Document tips when debugging/configuring kubernetes cluster
Kubernetes Cheatsheet
Get a shell to the running container see here for details
kubectl exec --stdin --tty your_pod_name_here -- /bin/bash
# Example output
root@oauth-77dfd7f8f-7lksn:/usr/local/tomcat# ll
total 128
drwxr-xr-x. 1 root root 21 Jan 5 15:59 webapps/
drwxr-xr-x. 7 root root 81 Jun 10 2021 webapps.dis
# You can run these example commands inside the container
ls /
cat /proc/mounts
cat /proc/1/maps
Kubernetes container connect to external server
Kubernetes container connect to external server (eg. database): https://kubernetes.io/docs/concepts/services-networking/service/
# Solution: use an ExternalName type to define a service.
apiVersion: v1
kind: Service
metadata:
name: database-service
namespace: prod
spec:
type: ExternalName
externalName: my.database.example.com
Get pod environment variables
# Get pod environment variables, eg. SERVICE
kubectl exec your_pod_name_here -- printenv | grep SERVICE
# Check kubernetes dns
kubectl get services kube-dns --namespace=kube-system
# Get kubernetes node details, status
kubectl get nodes -o wide
# Check calico network status
kubectl get pods -n calico-system
Solution: Kubernetes pod communicate to outside world
Issue: kubernetes pod unable to communicate with outside world, eg.

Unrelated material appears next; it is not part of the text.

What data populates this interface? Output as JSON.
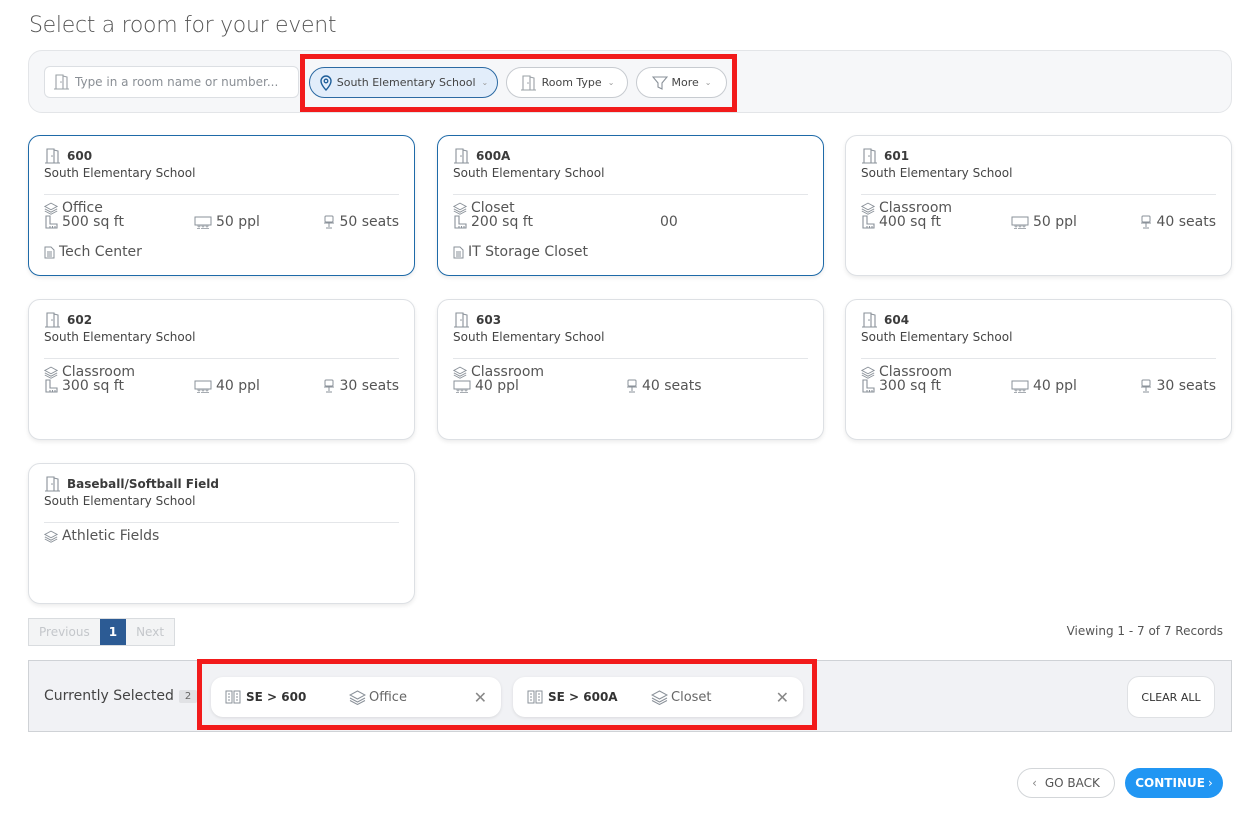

kubectl exec --stdin --tty your_pod_name_here -- /bin/bash
root@your_pod_name_here:/usr/local/tomcat# curl -v google.com
* Could not resolve host: google.com
* Closing connection 0
Working solution: set hostNetwork property to true. credit: https://discuss.kubernetes.io/t/pod-access-outside-cluster/11784/9
---
apiVersion: apps/v1
kind: Deployment
metadata:
name: oauth-example
spec:
selector:
matchLabels:
app: oauth-example
replicas: 1
template:
metadata:
labels:
app: oauth-example
spec:
containers:
- name: example
image: rhel8/example.latest
ports:
- name: secured
containerPort: 8443
env:
- name: env
value: prod
hostNetwork: true
Kubernetes get pod DNS configuration
Kubernetes get pod dns configuration
kubectl exec your_pod_name_here -- cat /etc/resolv.conf
Sample output like below:
search default.svc.cluster.local svc.cluster.local cluster.local
nameserver 10.96.0.10
options ndots:5
Kubernetes configmap example: https://kubernetes.io/docs/tasks/administer-cluster/dns-custom-nameservers/
---
apiVersion: v1
kind: ConfigMap
metadata:
name: coredns
namespace: kube-system
data:
upstreamNameservers: |
["8.8.8.8","8.8.4.4"]
Check kubernetes coredns is running
kubectl get pods --namespace=kube-system -l k8s-app=kube-dns
Check for errors in the DNS pod
kubectl logs --namespace=kube-system -l k8s-app=kube-dns
Kubernetes default Corefile configuration
apiVersion: v1
kind: ConfigMap
metadata:
name: coredns
namespace: kube-system
data:
Corefile: |
.:53 {
errors
health {
lameduck 5s
}
ready
kubernetes cluster.local in-addr.arpa ip6.arpa {
pods insecure
fallthrough in-addr.arpa ip6.arpa
ttl 30
}
prometheus :9153
forward . /etc/resolv.conf
cache 30
loop
reload
loadbalance
}
# Kubernetes frequently used commands
# Restart a pod
kubectl rollout restart deployment <deployment name>
Kubernetes taint node
# Kubernetes taint node
kubectl taint nodes --all node.kubernetes.io/unreachable:NoSchedule
# Kubernetes worker node status is Ready, SchedulingDisabled
kubectl uncordon [node-name]
Kubernetes Drain a node
# Kubernetes Drain a node
kubectl drain <node-name> --ignore-daemonsets --delete-emptydir-data
# Tell kubernetes resume scheduling.
kubectl uncordon <node-name>